If memory serves they forcefully reinstated the package against the maintainer's wishes, which is a divorcement from the people they claimed to serve at best, and legally dubious at worst. Shortly after this they stopped caring much at all about abuse on their platform at all (core.js advertisement spam, anyone?) and haven't really worked with the community on standards, compatibility, etc. after that.
The npm@5 release was a disaster. The introduction of package lock files couldn't have gone worse, and as I remember it it was a push to get it out alongside the next Node.js major release (I got the feeling the Node team didn't wait for npm to be ready, which I think is a good thing given npm is a for-profit, or at least acts like one).
The community outreach during that time of what seemed like endless major, catastrophic bugs and the shaming of the community for putting pressure on them, the pious attitude, was only further proof that npm was no longer an agent of FOSS. I can't remember if left-pad came before or after that but in my head it was all one long drawn out declination of the ecosystem.
The packages on npm are a meme now; small packages that do trivial tasks, and everyone likes to make fun of it. Maybe it wasn't the best thing, in hindsight. But context is crucial; npm was the first incredibly accessible package manager for an emergent popular technology, almost entirely community managed, with a good system for querying and tight integration with Github's "social coding" spirit.
It existed very early in the Node lifetime, back before even ES5 was available (we still used `var` and `prototype`!), before JavaScript best practices really existed. Before Node.js was given to the community by Joyent. Before even the Io.js fork and the exit from the long stagnation that was Node 0.10/0.12.
Nobody knew the best way to do things.
I can completely understand the author. From a security perspective I'm really thankful left-pad happened, even if it wasn't the reasoning of the author; it made people acutely aware of what relying on corporate interests divested from the communities they claim to serve, bring to the table in terms of risk. It started many conversations about supply chain security, redundancy, etc. That's a hard thing to do, and it's made the industry a bit better in the long run.
Good followup, neat to read this after so long.
imtringued
Azer Koçulu has never been a scourge to the NPM ecosystem. Nobody forced anyone to use left-pad. The reason it got included in so many projects is due to messy transitive dependencies.
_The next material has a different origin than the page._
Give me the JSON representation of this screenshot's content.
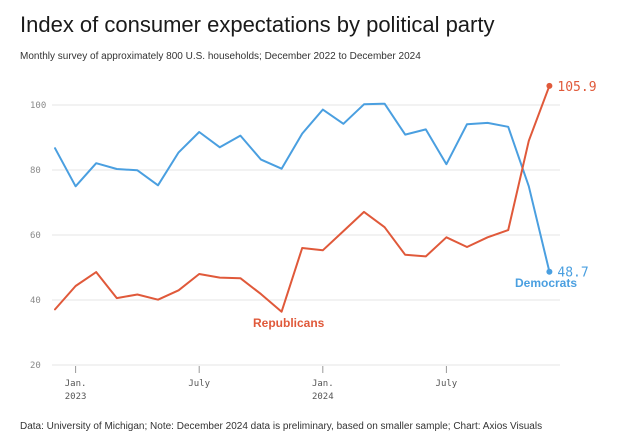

Jon Schlinkert on the other hand is going out of his way to produce these micro libraries and then include them in his widely used legitimate projects (handlebars-helpers) with zero willingness to simply integrate them into the projects that actually use them. Here is the deal: Do you want to be trolled? Then use handlebars-helpers, if not, then stop using the damn library.
throwaway290
NPM (well Microsoft) forcibly took guy's package to give the name to this company: https://www.bbc.com/news/uk-45568276
Since then the name is basically squatted?
Whether you use left-pad or not is up to you… but this Kik story is just a bad look for Microsoft all around.
majorbugger
Why Java can have reliable utility libraries such as Apache Commons and Google Guava, but JS somehow cannot?
iLoveOncall
> Left-pad was like a "death" and "re-birth" moment for me. The part of me passionate about open-source was dead, and something new took over. Now, I'm passionate about business, marketing, running companies / teams
Wow, I couldn't think of a worse rebirth.
heroku
I owned the heroku user name on npm and gave it to official heroku website upon request.
incrudible
It was good that this happened. Name squatting is a real problem and when in doubt, err on the side of least surprise. Not having usage statistics was a real problem. Being able to just unpublish was a real problem. Infrastructure relying on trivial 10-liners by opinionated individuals was (and still is) a real problem. Nobody in this situation is truly at fault, because nobody owes anyone anything, yet everyone can learn something from it.